We each drank our beers in silence for a while, Copperpot draining his in several gulps before pouring himself a fresh pint. Eventually, I was the one that spoke first. “So, what now?”

Copperpot hesitated. “Ah, friends?”

I shook my head. “I’m not sure I’m ready to jump right back to something as close as friends. You should’ve told me you knew. You deliberately kept it from me because, from what I can tell, you wanted to profit off of our friendship without me realizing. As a businessman, I can accept that, but after everything... I’d kind of thought we were more.”

“... Does Whistlemop know?”

I shook my head, and Copperpot winced. “I’d guessed that he already knew. I was miffed that you’d told him but not me, actually.”

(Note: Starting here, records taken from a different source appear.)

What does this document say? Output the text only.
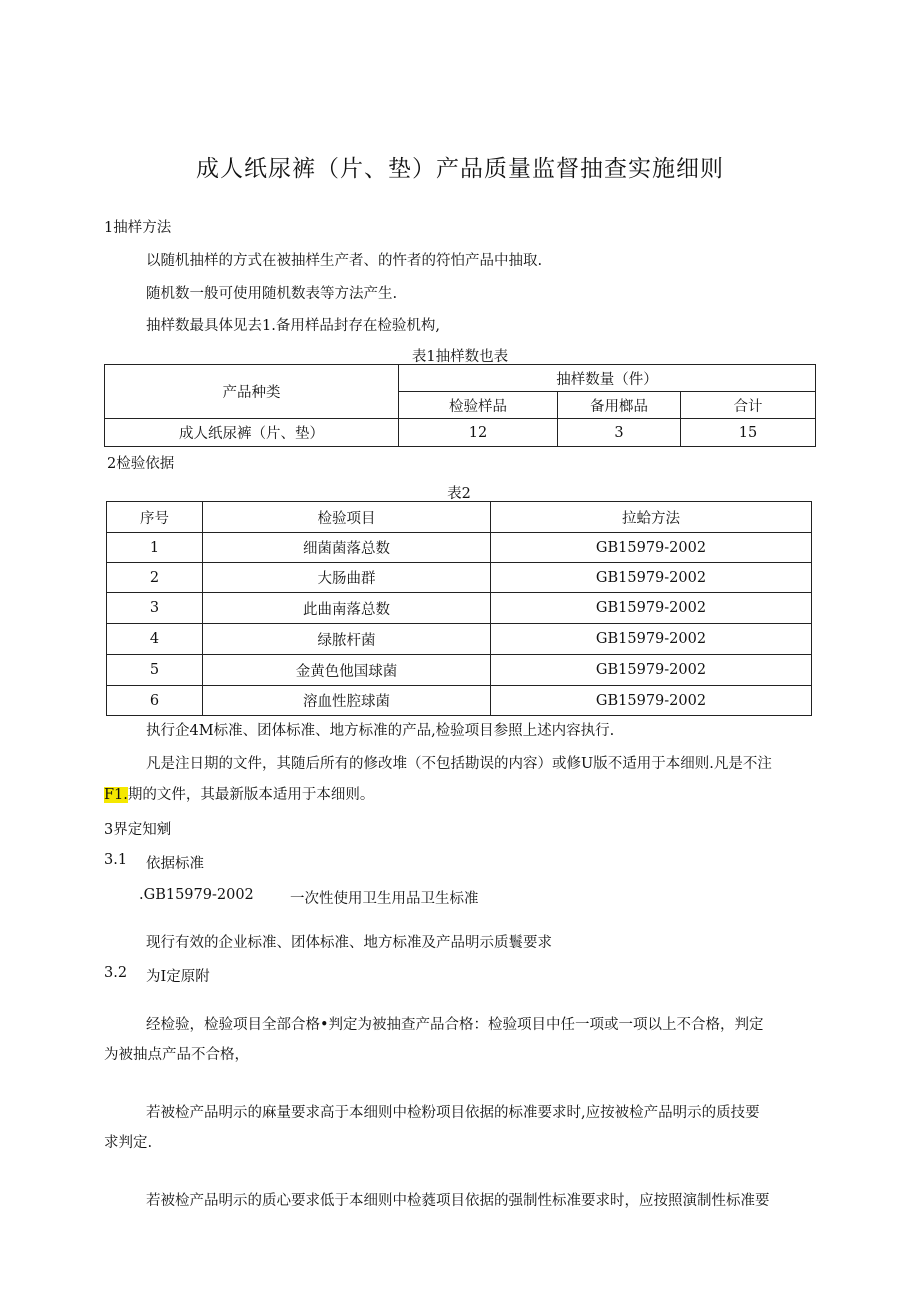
成人纸尿裤（片、垫）产品质量监督抽查实施细则
1抽样方法
以随机抽样的方式在被抽样生产者、的忤者的符怕产品中抽取.
随机数一般可使用随机数表等方法产生.
抽样数最具体见去1.备用样品封存在检验机构,
表1抽样数也表
产品种类	抽样数量（件）		
	检验样品	备用榔品	合计
成人纸尿裤（片、垫）	12	3	15
2检验依据
表2
序号	检验项目	拉蛤方法
1	细菌菌落总数	GB15979-2002
2	大肠曲群	GB15979-2002
3	此曲南落总数	GB15979-2002
4	绿脓杆菌	GB15979-2002
5	金黄色他国球菌	GB15979-2002
6	溶血性腔球菌	GB15979-2002
执行企4M标准、团体标准、地方标准的产品,检验项目参照上述内容执行.
凡是注日期的文件，其随后所有的修改堆（不包括勘误的内容）或修U版不适用于本细则.凡是不注
F1.期的文件，其最新版本适用于本细则。
3界定知剜
3.1 依据标准
.GB15979-2002 一次性使用卫生用品卫生标准
现行有效的企业标准、团体标准、地方标准及产品明示质鬟要求
3.2 为I定原附
经检验，检验项目全部合格•判定为被抽查产品合格：检验项目中任一项或一项以上不合格，判定
为被抽点产品不合格，
若被检产品明示的麻量要求高于本细则中检粉项目依据的标准要求时,应按被检产品明示的质技要
求判定.
若被检产品明示的质心要求低于本细则中检蕤项目依据的强制性标准要求时，应按照演制性标准要
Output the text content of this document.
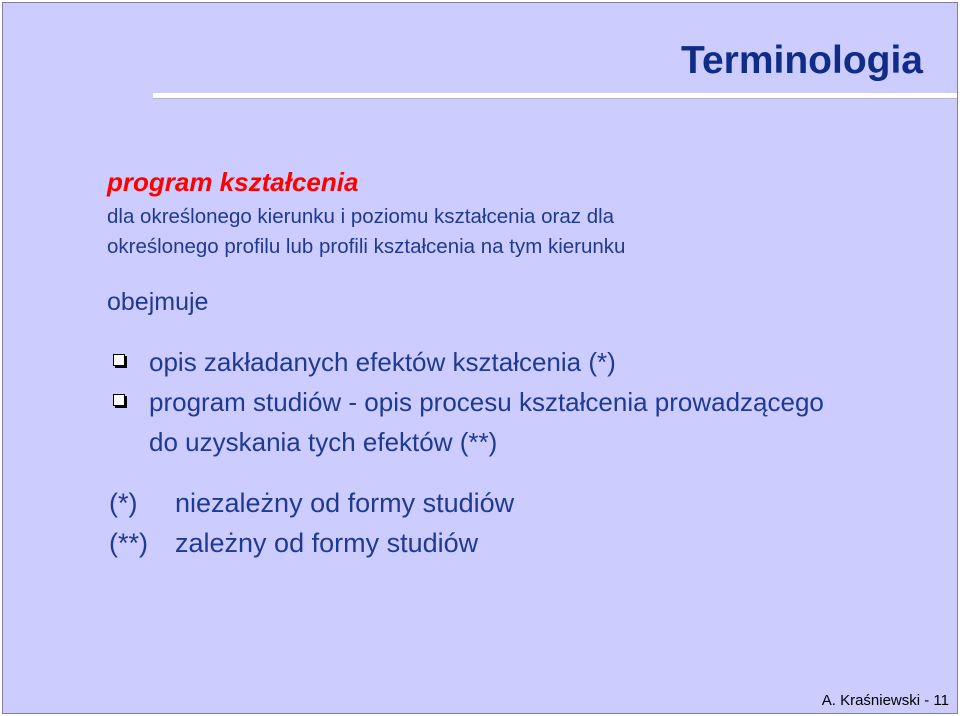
Terminologia
program kształcenia
dla określonego kierunku i poziomu kształcenia oraz dla
określonego profilu lub profili kształcenia na tym kierunku

obejmuje

opis zakładanych efektów kształcenia (*)
program studiów - opis procesu kształcenia prowadzącego do uzyskania tych efektów (**)
(*) niezależny od formy studiów
(**) zależny od formy studiów

A. Kraśniewski - 11
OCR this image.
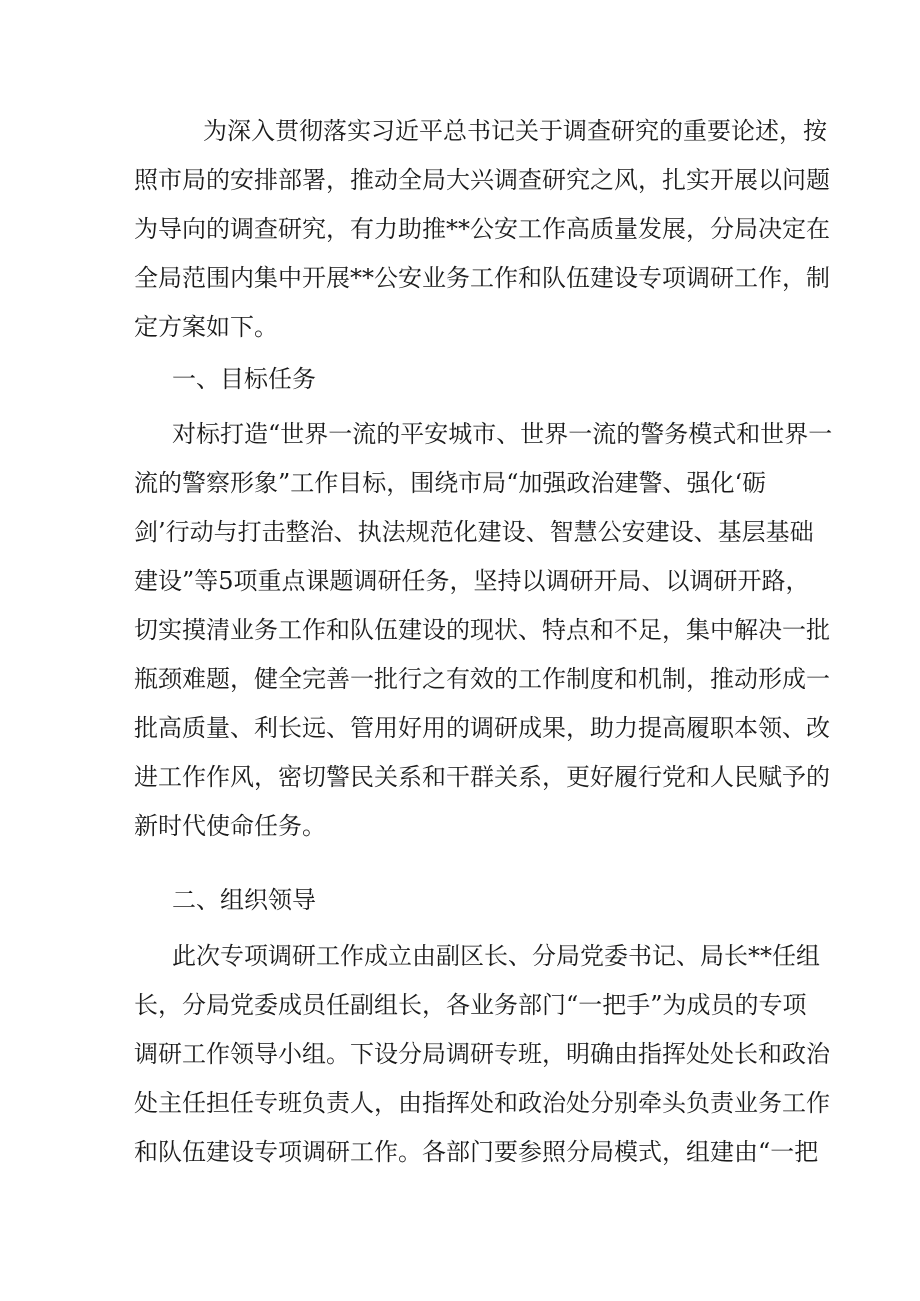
为深入贯彻落实习近平总书记关于调查研究的重要论述，按

照市局的安排部署，推动全局大兴调查研究之风，扎实开展以问题

为导向的调查研究，有力助推**公安工作高质量发展，分局决定在

全局范围内集中开展**公安业务工作和队伍建设专项调研工作，制

定方案如下。

一、目标任务

对标打造“世界一流的平安城市、世界一流的警务模式和世界一

流的警察形象”工作目标，围绕市局“加强政治建警、强化‘砺

剑’行动与打击整治、执法规范化建设、智慧公安建设、基层基础

建设”等5项重点课题调研任务，坚持以调研开局、以调研开路，

切实摸清业务工作和队伍建设的现状、特点和不足，集中解决一批

瓶颈难题，健全完善一批行之有效的工作制度和机制，推动形成一

批高质量、利长远、管用好用的调研成果，助力提高履职本领、改

进工作作风，密切警民关系和干群关系，更好履行党和人民赋予的

新时代使命任务。

二、组织领导

此次专项调研工作成立由副区长、分局党委书记、局长**任组

长，分局党委成员任副组长，各业务部门“一把手”为成员的专项

调研工作领导小组。下设分局调研专班，明确由指挥处处长和政治

处主任担任专班负责人，由指挥处和政治处分别牵头负责业务工作

和队伍建设专项调研工作。各部门要参照分局模式，组建由“一把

“No. Our relationship is fully built on mutual corporate interest an’ dirty secrets. I don’t think either of us considers tha other a ‘friend’, our history isn’t really compatible with that. We certainly never fought for our lives together – multiple times.”

“Then why – “

“The only reason I hadn’t told you yet was because I wasn't sure if you'd put the Pot Corporation first, and didn’t want to put you in that position. Seems I was right. And speaking of telling, you’re going to need to tell Berry about this. Tomorrow. You owe it to her, and I think she’s going to be really, really, hurt.”

Copperpot actually looked distraught, and this time it was my turn to sigh.

“But I am willing to give you a second chance. Time heals all wounds, and apparently I have a lot of it,” I finished.

“So... business partners?”

I held out a hand for a gnomish handshake. “Business partners.”

We shook hands, then sat in silence watching the fire as the muffled sounds of screaming and suplexes echoed through the manor.